章皇后奔至榻前,泪水纷飞,凄厉惨叫:“陛下--陛下--”

天宁六年冬,文帝崩于九华殿,时年二十八。

天下举哀,奉梓宫②于显阳殿。红幔撤下,锦绣换黑白,一夕之间,临近新岁的皇城白绫飘荡、黑幔幢幢。七日七夜,丧钟长鸣,哀乐不绝。章皇后领阖宫嫔妃缟素恸哭,大皇子率朝臣百官哭临。

最后一夜,湘君公主稍稍梳洗,自凤凰铜阙前往显阳殿。

遥遥望去,殿外殡丧仪仗肃穆,大殿上不再人影拥挤,唯余黑白相间,寒风扫过,宫灯幽暗明灭,似有无数黑影晃动,甚为骇人。

踏进大殿,却见梓宫前站着一人,素白棉袍,高髻上并无任何钗环。昏黄宫灯拉出一道挺正的黑影,似在诉说着什么。

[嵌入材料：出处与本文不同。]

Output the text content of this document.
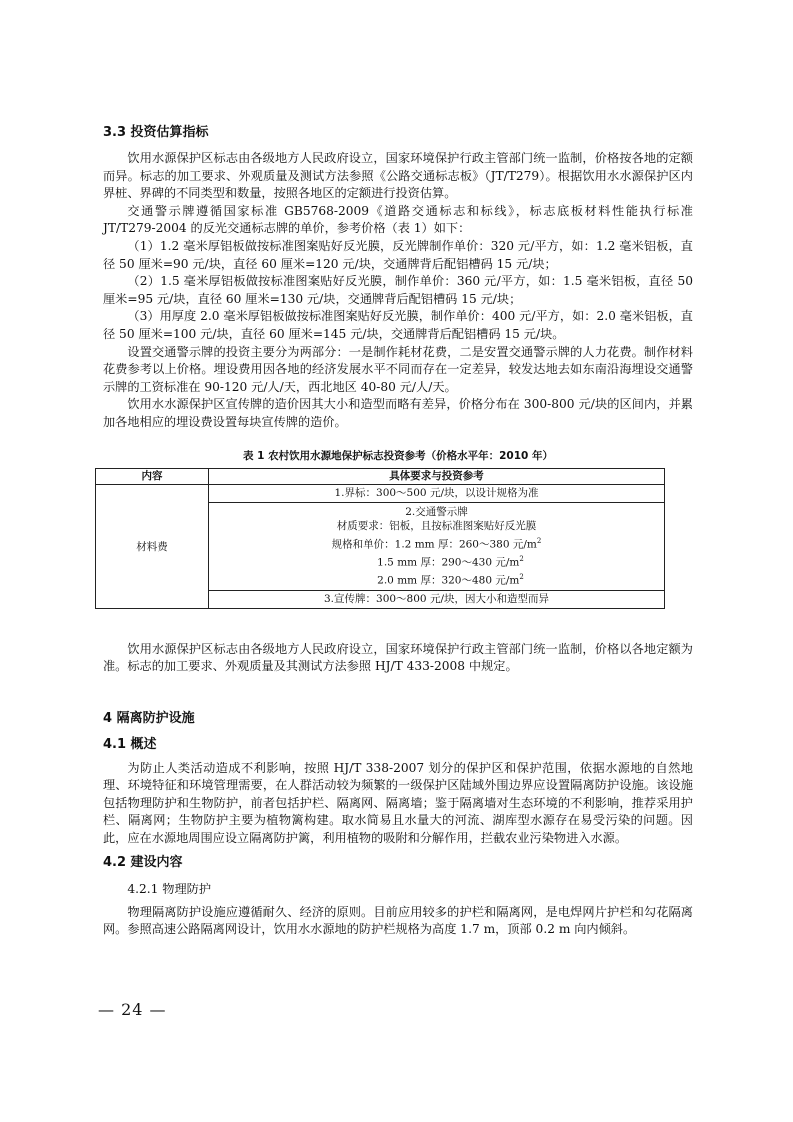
3.3 投资估算指标

饮用水源保护区标志由各级地方人民政府设立，国家环境保护行政主管部门统一监制，价格按各地的定额而异。标志的加工要求、外观质量及测试方法参照《公路交通标志板》（JT/T279）。根据饮用水水源保护区内界桩、界碑的不同类型和数量，按照各地区的定额进行投资估算。

交通警示牌遵循国家标准 GB5768-2009《道路交通标志和标线》，标志底板材料性能执行标准 JT/T279-2004 的反光交通标志牌的单价，参考价格（表 1）如下：

（1）1.2 毫米厚铝板做按标准图案贴好反光膜，反光牌制作单价：320 元/平方，如：1.2 毫米铝板，直径 50 厘米=90 元/块，直径 60 厘米=120 元/块，交通牌背后配铝槽码 15 元/块；

（2）1.5 毫米厚铝板做按标准图案贴好反光膜，制作单价：360 元/平方，如：1.5 毫米铝板，直径 50 厘米=95 元/块，直径 60 厘米=130 元/块，交通牌背后配铝槽码 15 元/块；

（3）用厚度 2.0 毫米厚铝板做按标准图案贴好反光膜，制作单价：400 元/平方，如：2.0 毫米铝板，直径 50 厘米=100 元/块，直径 60 厘米=145 元/块，交通牌背后配铝槽码 15 元/块。

设置交通警示牌的投资主要分为两部分：一是制作耗材花费，二是安置交通警示牌的人力花费。制作材料花费参考以上价格。埋设费用因各地的经济发展水平不同而存在一定差异，较发达地去如东南沿海埋设交通警示牌的工资标准在 90-120 元/人/天，西北地区 40-80 元/人/天。

饮用水水源保护区宣传牌的造价因其大小和造型而略有差异，价格分布在 300-800 元/块的区间内，并累加各地相应的埋设费设置每块宣传牌的造价。

表 1 农村饮用水源地保护标志投资参考（价格水平年：2010 年）
内容	具体要求与投资参考
材料费	1.界标：300～500 元/块，以设计规格为准

	2.交通警示牌
材质要求：铝板，且按标准图案贴好反光膜
规格和单价：1.2 mm 厚：260～380 元$/m^2$
1.5 mm 厚：290～430 元$/m^2$
2.0 mm 厚：320～480 元$/m^2$

	3.宣传牌：300～800 元/块，因大小和造型而异

饮用水源保护区标志由各级地方人民政府设立，国家环境保护行政主管部门统一监制，价格以各地定额为准。标志的加工要求、外观质量及其测试方法参照 HJ/T 433-2008 中规定。

4 隔离防护设施
4.1 概述

为防止人类活动造成不利影响，按照 HJ/T 338-2007 划分的保护区和保护范围，依据水源地的自然地理、环境特征和环境管理需要，在人群活动较为频繁的一级保护区陆域外围边界应设置隔离防护设施。该设施包括物理防护和生物防护，前者包括护栏、隔离网、隔离墙；鉴于隔离墙对生态环境的不利影响，推荐采用护栏、隔离网；生物防护主要为植物篱构建。取水简易且水量大的河流、湖库型水源存在易受污染的问题。因此，应在水源地周围应设立隔离防护篱，利用植物的吸附和分解作用，拦截农业污染物进入水源。

4.2 建设内容
4.2.1 物理防护

物理隔离防护设施应遵循耐久、经济的原则。目前应用较多的护栏和隔离网，是电焊网片护栏和勾花隔离网。参照高速公路隔离网设计，饮用水水源地的防护栏规格为高度 1.7 m，顶部 0.2 m 向内倾斜。

— 24 —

宁歌跪在棉团上,恍若无人一般。良久,大殿上响起一声久久的叹息,接着又响起一个无限哀伤的声音:“皇儿,你是否怨怪母后?”

宁歌不语,合眼静气。

华太后缓缓抬手,示意宫娥关闭门扇。她扶起宁歌,细细瞧着她,“皇儿,你是否以为你皇兄因母后而死?”

宁歌面无波澜,静声道:“皇兄为何中毒,儿臣心里明白。”

一幕幕,一件件,宛如一颗颗透明珠子,串起来,一切便有迹可循。卢大人已经证实,皇兄确因《怀沙》琴谱中毒身亡,琴谱定是被人做了手脚,而偷袭徐飞之人,目标便是琴谱。原是要致萧顶添于死地,却没料到,皇兄无意中偶得琴谱,成为替罪羔羊,无辜惨死。

是谁,一而再、再而三地谋害萧顶添?

华太后握住女儿双肩的手隐隐发抖,“你以为是我谋害萧顶添不成,继而害死自己的亲生儿子?”

宁歌抬眸直视华太后,“母后擅权谋,儿臣敬佩。”

华太后一愣,双手颓然垂下,“我早该知道你会如此看我……”

宁歌冷冷讥讽:“既敢做,就敢当,母后不是向来如此吗?”

华太后走向梓宫,凝视着棺中宁静祥和的面容,“皇儿,母后满手血腥,喋血无数,又何惧多添一人鲜血?”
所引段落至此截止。